Back in November I decided I needed to go somewhere far far away, and booked my first ever solo holiday and first ever trip outside of Europe to Sri Lanka, Singapore and Thailand.
I spent my last morning in Sri Lanka wandering around a criss-cross of streets that I’m fairly sure was described to me as a ‘buzzing local hub’ – must stop assuming it will be anything like an Italian piazza, shabby chic but picturesque and full of cafes. The run-down housing gives this part of Colombo a similar feel to Pettah, but much friendlier. Perhaps I’m acclimatising. At the intersection between Church Street, Malay Street and what I think is Union Place (it’s a little hard to tell because all the roads have one ‘Sri Lankan’ name [although note two languages are used here], and one colonial English name), a cute row of multicoloured colonial housing catches my eye:
The bright colours seem to be a feature of Colombo. Church Street’s more delapidated housing has them too, as well as some interesting architectural features (the shape of the balcony railings and columns for example). Amid the poverty, it feels sort of spirited and defiant.
People here seem to live their lives much more publicly than we do. The bottom floors of the houses are often open to the street and there are people sitting inside crafting things, perhaps to sell later. It doesn’t appear to be a regular shop, but is clearly not a private living room either. Trade spills out onto the street, with fruit sellers right on the pavement or someone’s doorstep. Most strikingly, one woman is selling (raw! unrefridgerated!) fish from a wooden pallet, just right out there on the street. She allows me to take a picture, but doesn’t want to be in it herself (possible faux pas on my part again). And yet – it doesn’t smell, and people are buying it.
I am still in two minds about Colombo. It was an interesting, shocking, frustrating, colourful experience. I didn’t want to stick to where other tourists might be; I wanted to see how other people lived and I liked doing things differently (e.g. walking barefoot in the temples). Yet I didn’t immerse myself fully (for example, by buying street food), because I felt so out of place, so stared at, so vulnerable to being accosted, and I didn’t want to exacerbate this by taking up the locals’ space. But that meant I felt uncomfortable walking around, experiencing the vibe and taking pictures – and not engaging or contributing to their lives – because to an extent that meant I was viewing the locals’ way of living and practise of religion as a cultural item for consumption, instead of as a bunch of people struggling along, their beliefs a facet of the universal truth that all belief aspires to.
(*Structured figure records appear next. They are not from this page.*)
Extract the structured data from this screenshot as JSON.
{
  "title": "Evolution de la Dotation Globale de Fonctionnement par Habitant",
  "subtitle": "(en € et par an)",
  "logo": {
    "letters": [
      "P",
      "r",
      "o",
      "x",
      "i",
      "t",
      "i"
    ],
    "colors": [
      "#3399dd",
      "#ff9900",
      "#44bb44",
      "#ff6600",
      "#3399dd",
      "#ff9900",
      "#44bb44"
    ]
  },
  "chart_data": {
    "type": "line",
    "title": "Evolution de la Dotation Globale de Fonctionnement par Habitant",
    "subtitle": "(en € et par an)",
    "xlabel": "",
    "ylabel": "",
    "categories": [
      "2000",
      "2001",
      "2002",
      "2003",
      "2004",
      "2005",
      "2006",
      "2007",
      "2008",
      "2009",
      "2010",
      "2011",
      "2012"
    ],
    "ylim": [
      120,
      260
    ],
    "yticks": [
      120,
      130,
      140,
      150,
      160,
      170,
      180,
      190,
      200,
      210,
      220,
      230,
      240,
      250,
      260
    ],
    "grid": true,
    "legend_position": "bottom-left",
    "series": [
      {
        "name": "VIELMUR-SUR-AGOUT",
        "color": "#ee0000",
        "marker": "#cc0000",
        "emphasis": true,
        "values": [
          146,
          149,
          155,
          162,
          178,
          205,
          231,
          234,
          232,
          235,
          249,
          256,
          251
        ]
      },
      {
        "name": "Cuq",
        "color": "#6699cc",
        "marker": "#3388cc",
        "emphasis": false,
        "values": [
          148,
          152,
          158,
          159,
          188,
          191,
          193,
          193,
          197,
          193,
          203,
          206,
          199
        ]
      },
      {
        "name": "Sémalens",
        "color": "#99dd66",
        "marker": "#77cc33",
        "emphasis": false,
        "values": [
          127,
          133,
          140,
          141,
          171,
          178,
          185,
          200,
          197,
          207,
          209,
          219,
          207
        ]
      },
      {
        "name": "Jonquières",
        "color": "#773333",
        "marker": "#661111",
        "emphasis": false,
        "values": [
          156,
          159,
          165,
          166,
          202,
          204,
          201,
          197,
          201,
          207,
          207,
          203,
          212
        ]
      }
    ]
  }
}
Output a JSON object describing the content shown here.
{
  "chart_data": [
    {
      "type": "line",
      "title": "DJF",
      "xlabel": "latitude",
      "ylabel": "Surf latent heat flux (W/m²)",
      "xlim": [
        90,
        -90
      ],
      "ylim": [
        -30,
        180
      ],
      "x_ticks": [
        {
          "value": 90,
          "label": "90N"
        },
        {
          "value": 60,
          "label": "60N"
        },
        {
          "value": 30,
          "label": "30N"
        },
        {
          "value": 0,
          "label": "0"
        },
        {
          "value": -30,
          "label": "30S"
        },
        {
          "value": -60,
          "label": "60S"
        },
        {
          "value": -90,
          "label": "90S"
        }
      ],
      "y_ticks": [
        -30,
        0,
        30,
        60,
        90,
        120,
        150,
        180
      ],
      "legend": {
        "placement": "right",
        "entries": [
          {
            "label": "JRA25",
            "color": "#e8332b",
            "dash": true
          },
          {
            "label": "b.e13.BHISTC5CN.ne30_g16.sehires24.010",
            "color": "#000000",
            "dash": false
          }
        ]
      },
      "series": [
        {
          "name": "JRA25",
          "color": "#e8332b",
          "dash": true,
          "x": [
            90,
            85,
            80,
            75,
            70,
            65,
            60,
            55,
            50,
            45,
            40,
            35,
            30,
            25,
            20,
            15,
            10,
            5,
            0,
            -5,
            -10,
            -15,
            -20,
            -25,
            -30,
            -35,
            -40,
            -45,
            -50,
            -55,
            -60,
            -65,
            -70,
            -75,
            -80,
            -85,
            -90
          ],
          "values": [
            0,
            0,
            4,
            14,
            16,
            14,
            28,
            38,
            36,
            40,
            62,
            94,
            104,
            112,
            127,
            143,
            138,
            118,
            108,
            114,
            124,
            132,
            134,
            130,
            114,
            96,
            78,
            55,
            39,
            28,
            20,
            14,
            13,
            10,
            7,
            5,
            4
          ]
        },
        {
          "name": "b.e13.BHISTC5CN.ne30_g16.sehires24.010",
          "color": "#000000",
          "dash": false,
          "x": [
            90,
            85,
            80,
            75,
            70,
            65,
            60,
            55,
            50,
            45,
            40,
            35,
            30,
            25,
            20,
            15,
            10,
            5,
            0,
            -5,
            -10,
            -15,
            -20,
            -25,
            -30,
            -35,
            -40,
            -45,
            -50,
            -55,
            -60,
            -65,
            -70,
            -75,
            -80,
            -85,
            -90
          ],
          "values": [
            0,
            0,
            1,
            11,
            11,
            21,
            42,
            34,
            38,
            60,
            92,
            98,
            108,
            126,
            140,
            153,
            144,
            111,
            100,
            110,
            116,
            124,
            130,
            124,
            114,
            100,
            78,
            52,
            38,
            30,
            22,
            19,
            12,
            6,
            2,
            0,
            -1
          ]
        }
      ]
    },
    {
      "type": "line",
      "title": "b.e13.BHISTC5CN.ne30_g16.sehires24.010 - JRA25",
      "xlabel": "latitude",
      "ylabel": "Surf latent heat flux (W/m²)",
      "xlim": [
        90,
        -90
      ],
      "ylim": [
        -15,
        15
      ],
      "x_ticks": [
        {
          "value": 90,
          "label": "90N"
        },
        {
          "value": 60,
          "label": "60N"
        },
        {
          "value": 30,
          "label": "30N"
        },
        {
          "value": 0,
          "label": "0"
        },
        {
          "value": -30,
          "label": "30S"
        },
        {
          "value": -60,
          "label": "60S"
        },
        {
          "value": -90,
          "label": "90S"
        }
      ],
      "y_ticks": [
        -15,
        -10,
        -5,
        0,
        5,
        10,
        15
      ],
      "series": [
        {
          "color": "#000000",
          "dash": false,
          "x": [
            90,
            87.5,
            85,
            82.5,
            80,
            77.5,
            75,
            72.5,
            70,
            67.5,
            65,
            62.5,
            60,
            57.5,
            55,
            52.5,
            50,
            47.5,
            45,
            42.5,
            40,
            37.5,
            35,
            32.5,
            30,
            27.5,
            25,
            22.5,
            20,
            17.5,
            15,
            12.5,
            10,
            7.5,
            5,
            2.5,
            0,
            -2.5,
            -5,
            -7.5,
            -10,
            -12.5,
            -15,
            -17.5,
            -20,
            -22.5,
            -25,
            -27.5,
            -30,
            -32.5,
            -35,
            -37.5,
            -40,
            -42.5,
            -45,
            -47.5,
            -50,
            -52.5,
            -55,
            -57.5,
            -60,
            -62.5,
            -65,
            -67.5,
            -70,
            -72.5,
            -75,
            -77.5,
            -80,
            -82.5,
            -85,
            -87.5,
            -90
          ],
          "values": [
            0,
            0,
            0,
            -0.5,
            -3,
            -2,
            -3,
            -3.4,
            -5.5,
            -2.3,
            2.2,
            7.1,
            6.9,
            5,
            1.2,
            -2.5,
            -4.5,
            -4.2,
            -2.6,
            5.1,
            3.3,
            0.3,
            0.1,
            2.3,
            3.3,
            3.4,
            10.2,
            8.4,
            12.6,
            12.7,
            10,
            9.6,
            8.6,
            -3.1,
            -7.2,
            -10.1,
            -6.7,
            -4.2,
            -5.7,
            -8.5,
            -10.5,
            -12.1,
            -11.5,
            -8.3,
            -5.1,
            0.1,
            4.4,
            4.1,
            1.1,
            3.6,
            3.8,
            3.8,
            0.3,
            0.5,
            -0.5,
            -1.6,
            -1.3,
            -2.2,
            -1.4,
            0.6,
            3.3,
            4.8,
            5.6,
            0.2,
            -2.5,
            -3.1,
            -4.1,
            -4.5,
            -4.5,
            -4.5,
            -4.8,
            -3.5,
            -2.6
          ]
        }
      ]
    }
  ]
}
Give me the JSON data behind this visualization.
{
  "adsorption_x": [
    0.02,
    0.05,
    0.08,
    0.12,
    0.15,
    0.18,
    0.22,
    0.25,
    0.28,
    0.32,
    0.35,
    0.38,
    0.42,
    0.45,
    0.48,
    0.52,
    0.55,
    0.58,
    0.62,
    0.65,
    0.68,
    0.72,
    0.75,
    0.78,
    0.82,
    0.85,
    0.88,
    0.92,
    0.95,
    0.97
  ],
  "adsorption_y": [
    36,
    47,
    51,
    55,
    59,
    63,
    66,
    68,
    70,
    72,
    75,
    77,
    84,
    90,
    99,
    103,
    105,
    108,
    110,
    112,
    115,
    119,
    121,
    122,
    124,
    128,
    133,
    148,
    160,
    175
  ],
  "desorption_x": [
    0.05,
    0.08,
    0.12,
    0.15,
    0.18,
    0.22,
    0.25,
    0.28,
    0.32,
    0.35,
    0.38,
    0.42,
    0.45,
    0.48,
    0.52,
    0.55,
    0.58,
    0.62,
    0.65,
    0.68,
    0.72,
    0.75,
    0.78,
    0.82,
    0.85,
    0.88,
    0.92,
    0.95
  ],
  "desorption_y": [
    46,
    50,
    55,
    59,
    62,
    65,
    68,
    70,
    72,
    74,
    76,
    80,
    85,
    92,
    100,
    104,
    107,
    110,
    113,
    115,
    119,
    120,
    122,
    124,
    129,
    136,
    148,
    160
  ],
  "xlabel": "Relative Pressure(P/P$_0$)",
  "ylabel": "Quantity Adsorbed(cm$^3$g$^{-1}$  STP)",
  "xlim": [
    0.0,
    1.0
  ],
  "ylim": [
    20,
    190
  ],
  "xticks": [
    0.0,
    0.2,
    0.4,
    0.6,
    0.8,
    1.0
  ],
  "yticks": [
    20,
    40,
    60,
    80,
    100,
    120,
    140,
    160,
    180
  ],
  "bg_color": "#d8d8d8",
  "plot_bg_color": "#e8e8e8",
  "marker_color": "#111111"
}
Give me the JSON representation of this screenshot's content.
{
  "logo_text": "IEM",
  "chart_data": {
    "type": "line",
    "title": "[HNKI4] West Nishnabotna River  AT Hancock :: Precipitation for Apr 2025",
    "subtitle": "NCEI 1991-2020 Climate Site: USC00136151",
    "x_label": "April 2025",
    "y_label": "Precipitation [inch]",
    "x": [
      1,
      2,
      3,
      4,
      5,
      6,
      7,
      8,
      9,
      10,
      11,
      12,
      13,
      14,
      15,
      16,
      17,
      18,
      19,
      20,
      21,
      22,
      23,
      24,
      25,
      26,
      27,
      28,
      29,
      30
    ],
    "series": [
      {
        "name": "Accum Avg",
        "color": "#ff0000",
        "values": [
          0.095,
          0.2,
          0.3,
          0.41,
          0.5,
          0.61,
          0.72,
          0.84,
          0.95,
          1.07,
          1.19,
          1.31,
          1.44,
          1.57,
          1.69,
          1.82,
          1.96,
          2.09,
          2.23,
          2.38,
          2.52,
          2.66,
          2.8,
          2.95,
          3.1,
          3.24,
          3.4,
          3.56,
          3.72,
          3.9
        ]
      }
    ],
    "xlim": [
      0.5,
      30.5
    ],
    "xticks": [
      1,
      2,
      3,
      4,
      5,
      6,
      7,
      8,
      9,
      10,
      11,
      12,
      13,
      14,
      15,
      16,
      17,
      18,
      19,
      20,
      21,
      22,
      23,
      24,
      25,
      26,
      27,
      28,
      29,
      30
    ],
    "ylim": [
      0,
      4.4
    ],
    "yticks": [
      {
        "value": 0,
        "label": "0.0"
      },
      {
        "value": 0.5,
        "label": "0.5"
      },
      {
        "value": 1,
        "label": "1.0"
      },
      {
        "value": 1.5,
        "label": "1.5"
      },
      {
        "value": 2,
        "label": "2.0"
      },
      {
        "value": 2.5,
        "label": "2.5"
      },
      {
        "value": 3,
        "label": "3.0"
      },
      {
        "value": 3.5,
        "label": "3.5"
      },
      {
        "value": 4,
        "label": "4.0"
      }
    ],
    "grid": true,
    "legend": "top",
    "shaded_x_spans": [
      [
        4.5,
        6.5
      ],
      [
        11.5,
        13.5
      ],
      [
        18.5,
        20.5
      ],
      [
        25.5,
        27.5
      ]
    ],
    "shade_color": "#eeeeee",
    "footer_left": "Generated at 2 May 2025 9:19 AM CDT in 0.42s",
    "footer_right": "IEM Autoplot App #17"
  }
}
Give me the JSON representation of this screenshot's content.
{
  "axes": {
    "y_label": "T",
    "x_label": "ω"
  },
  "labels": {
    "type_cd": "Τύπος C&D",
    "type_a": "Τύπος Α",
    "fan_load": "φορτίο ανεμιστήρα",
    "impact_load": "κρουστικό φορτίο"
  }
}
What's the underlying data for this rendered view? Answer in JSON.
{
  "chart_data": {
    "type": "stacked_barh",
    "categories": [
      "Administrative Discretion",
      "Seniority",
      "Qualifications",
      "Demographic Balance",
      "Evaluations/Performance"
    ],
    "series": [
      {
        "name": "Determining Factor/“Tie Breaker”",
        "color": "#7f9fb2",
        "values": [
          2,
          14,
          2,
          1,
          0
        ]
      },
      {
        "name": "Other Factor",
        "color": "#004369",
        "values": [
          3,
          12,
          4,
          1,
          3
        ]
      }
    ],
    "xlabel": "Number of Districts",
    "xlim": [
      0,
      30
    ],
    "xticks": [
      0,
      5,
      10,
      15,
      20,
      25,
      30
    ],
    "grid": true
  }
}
I was shocked by the poverty, and I don’t think it’s patronising to feel sorry that there are people who have to live in the kinds of houses I’ve snapped – but I’ve still edited my pictures to make them as pleasing as possible, because I know that there is a charm to the messy-colourful aesthetic. Perhaps it would have been hard to do otherwise when I was only there for 48 hours.
But perhaps my mixed feelings are natural, because the city itself has a very mixed cultural feel, and you can see the inequality: nice hotels vs fish being sold on the street; Neo-classical vs Hindu temple architecture; tuk-tuks displaying pictures of the Virgin Mary, others with Angry Birds seat covers; lack of development by most standards but they have coca-cola, selfies and a restaurant called ‘Burger’s King’; you’re as likely to see jeans and t-shirts as saris or hijabs (although the one constant is that no one shows their legs); I’m told by the lady who sold me my elephant trousers that some Sri Lankan Buddhists worship at Hindu temples.
Seeing different religions being practised was one of the most interesting parts for me. It seems to me that places of worship are not so different around the world: they are always semi-dark, kept in respectful semi-silence, with candles, incense, flowers, offerings. While the philosophical underpinnings of these religions are clearly very different, what surprised me was that the basic practise of religion itself seems to be the same everywhere: all around the world there are people employing their best architects and artists to build and decorate covered areas where they can go to kneel down and speak aloud to the Something out there. I get the feeling they would do this whether or not philosophers had given their proofs of God or rambled about angels and pinheads, and will continue to do so even where doctrine is absent (look at the rise of secular ‘churches’). We just can’t help it. Early Christianity and modern Catholicism look so different because we just couldn’t help ourselves from building a calendar of feast days, constructing fantastic cathedrals, and putting the holy of holies back where we seem to need it – in a candlelit room under a vaulted ceiling – instead of, perhaps, walking among us.
Every time I smell incense or jasmine flowers now, I’m immediately transported to the back streets of Colombo. I’m not sure I would actually go back there, but I would like to see the rest of Sri Lanka – the beaches! the elephants! – and venture across to India too.
My two days are up – next stop, Singapore!